Raisons pour montrer que les Magistrats ne doivent être perpétuels. La plus forte raison qu'on peut avoir de faire les officiers annuels est que le premier et principal but de toute République doit être la vertu : et la fin du bon et vrai législateur, est de rendre les sujets bons et vertueux :

[Les] loyers de vertu [sont] communs. Pour y parvenir, il lui convient de mettre en vue de tout le monde les loyers de vertu, comme le blanc, auquel chacun s'efforce d'atteindre à qui mieux mieux. Or est-il certain que l'honneur n'est autre chose, que le prix et loyer de vertu, laquelle ne doit et ne peut être estimée au contrepoids du profit, [mais] au contraire, la vertu n'a point d'ennemi plus capital, que le profit divisé de l'honneur.
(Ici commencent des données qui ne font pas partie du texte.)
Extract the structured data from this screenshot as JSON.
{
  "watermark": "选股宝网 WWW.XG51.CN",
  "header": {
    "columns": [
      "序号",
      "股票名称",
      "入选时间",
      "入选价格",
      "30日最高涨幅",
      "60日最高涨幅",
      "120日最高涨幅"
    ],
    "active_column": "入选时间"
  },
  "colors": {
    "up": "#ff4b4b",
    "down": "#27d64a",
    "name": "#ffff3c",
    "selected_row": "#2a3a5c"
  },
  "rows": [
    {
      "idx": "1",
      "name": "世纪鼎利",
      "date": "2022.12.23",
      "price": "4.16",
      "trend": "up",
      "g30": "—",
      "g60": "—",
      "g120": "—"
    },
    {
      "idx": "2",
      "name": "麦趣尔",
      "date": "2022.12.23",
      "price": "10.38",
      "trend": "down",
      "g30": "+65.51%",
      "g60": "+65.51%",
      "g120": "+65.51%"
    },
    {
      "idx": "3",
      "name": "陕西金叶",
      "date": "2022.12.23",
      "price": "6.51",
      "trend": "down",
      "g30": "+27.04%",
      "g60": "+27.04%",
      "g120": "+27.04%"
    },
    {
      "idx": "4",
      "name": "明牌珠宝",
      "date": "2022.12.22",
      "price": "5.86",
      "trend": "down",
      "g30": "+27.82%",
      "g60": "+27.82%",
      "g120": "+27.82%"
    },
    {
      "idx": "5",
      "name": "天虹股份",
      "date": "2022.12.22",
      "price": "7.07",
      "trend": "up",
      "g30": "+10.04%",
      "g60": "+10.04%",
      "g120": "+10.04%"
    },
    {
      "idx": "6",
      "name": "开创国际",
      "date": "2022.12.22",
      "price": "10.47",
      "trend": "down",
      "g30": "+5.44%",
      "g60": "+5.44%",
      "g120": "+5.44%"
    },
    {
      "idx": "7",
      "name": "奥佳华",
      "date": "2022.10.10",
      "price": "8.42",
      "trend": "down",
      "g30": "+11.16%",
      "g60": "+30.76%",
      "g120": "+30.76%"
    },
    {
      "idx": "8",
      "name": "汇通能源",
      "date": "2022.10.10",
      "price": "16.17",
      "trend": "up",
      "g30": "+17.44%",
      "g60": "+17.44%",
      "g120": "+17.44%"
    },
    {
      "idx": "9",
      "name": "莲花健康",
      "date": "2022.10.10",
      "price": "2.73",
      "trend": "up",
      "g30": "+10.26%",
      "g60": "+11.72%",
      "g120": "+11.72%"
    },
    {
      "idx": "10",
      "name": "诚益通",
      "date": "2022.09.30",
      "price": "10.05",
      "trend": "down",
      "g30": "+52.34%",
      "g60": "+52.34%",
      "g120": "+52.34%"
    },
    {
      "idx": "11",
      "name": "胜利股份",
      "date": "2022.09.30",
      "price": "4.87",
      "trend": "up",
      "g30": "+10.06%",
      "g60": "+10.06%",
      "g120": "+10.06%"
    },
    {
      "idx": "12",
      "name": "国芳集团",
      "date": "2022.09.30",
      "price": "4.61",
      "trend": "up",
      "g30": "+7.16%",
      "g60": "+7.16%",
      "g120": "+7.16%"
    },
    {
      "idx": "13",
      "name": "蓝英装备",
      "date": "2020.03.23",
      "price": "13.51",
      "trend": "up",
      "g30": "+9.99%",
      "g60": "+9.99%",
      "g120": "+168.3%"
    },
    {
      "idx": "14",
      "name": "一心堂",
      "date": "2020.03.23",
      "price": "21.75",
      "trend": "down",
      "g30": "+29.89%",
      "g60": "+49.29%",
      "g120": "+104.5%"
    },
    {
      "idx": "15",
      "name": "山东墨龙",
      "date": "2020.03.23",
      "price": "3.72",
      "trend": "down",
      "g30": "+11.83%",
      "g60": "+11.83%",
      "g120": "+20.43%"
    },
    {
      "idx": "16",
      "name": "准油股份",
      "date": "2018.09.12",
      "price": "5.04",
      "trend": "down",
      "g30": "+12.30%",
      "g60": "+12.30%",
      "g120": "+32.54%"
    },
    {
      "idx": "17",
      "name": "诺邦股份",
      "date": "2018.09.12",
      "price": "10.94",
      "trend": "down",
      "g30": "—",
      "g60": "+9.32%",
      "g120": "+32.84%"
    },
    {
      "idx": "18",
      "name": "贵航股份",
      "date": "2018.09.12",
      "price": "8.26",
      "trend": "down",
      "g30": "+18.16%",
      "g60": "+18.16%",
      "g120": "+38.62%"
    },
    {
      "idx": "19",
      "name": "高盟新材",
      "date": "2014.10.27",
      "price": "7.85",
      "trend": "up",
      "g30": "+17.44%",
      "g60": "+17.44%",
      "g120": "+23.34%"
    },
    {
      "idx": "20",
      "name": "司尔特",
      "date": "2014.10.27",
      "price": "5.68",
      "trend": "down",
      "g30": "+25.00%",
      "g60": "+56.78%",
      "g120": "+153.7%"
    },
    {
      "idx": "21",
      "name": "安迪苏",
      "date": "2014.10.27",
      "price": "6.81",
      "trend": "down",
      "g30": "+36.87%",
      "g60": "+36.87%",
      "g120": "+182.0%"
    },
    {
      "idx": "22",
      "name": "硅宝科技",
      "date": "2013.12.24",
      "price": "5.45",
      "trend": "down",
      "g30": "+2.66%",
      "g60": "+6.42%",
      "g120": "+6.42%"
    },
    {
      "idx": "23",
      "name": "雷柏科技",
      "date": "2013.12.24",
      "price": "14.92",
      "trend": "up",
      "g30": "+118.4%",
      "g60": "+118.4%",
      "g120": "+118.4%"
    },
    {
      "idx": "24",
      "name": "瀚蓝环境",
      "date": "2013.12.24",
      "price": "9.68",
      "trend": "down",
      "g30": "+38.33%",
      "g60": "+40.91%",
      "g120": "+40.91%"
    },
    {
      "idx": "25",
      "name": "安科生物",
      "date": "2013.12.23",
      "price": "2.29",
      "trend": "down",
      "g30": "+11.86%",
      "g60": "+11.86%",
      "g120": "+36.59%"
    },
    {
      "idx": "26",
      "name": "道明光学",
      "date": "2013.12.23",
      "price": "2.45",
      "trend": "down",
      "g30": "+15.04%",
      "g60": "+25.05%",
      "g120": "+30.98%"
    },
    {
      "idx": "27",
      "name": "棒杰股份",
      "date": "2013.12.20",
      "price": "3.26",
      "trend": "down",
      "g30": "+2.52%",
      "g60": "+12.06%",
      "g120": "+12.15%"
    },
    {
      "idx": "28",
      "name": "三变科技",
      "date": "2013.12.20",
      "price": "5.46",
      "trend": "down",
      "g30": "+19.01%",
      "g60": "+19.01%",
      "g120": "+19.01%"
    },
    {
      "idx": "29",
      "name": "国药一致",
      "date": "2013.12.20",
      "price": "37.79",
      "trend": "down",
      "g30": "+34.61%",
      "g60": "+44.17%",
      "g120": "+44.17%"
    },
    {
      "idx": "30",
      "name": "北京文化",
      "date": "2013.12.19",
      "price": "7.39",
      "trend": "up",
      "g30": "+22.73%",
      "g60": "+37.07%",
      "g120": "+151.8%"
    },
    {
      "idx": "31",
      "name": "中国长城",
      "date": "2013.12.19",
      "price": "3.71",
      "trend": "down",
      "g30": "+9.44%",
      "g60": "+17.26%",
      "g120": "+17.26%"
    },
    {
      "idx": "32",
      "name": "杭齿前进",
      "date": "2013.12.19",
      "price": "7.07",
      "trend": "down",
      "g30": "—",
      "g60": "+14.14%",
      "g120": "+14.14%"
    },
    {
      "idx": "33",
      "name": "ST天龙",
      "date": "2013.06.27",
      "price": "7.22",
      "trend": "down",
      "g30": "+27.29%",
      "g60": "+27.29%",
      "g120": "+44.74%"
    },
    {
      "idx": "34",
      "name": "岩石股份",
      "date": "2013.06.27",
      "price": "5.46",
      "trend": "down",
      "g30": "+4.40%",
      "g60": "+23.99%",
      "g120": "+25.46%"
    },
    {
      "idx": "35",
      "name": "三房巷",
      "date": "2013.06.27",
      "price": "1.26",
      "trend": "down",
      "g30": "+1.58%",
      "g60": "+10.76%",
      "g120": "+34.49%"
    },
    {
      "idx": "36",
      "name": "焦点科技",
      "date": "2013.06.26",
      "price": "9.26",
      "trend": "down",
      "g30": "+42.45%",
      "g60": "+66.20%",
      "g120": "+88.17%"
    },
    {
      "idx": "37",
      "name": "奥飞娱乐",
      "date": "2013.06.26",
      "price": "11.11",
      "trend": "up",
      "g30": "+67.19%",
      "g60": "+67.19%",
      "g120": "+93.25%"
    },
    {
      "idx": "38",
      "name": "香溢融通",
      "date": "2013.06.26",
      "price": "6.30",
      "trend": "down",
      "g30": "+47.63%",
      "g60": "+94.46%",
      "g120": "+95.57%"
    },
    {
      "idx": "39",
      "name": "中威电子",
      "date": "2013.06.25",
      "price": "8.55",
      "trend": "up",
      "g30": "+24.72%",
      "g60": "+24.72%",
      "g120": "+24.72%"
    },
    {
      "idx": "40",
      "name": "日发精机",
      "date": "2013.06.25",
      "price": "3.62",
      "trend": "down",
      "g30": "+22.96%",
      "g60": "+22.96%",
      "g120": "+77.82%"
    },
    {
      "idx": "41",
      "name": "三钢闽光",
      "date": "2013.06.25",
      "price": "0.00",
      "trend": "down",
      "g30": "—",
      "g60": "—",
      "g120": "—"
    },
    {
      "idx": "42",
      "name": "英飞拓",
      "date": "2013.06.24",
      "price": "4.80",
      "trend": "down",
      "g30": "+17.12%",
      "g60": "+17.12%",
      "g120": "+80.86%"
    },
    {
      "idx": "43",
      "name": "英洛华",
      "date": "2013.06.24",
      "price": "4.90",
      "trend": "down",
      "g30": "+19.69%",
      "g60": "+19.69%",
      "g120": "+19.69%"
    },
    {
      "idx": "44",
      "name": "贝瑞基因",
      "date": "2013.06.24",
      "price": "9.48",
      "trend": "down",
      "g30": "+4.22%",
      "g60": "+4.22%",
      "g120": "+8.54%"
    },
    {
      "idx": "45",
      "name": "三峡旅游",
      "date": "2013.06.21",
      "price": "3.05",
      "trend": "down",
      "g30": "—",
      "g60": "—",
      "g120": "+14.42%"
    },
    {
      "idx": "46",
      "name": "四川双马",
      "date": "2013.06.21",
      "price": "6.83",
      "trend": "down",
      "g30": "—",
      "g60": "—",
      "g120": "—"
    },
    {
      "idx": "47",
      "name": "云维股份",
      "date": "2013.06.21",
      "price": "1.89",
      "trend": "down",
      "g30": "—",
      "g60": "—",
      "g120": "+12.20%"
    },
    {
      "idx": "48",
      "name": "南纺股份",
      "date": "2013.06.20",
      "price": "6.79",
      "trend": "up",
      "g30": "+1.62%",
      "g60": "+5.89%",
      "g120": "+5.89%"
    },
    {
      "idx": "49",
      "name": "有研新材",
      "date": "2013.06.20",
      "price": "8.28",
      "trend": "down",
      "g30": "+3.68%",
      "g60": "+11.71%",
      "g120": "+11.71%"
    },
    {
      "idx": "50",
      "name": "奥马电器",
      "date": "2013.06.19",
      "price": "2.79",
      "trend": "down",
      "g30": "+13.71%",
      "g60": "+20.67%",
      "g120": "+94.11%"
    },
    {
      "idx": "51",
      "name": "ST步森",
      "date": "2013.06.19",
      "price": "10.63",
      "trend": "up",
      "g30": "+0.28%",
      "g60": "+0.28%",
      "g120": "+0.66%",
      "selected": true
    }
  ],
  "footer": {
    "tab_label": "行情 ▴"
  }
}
Si donc les états, offices et commissions honorables sont enlevées d'un lieu public, pour être à toujours encloses et murées ès maisons particulières des plus indignes, qui les emportent par faveur ou par argent, il ne faut point faire état que la vertu soit prisée, vu qu'il est bien difficile, quelque prix qu'on en fasse, d'y attraire les hommes. Voilà le premier point qui doit mouvoir les Princes et législateurs de mettre les états, offices, et tous autres loyers de vertu en vue de tout le monde, et en faire part aux sujets, selon les mérites d'un chacun, ce qu'ils ne pourront faire les octroyant à perpétuité.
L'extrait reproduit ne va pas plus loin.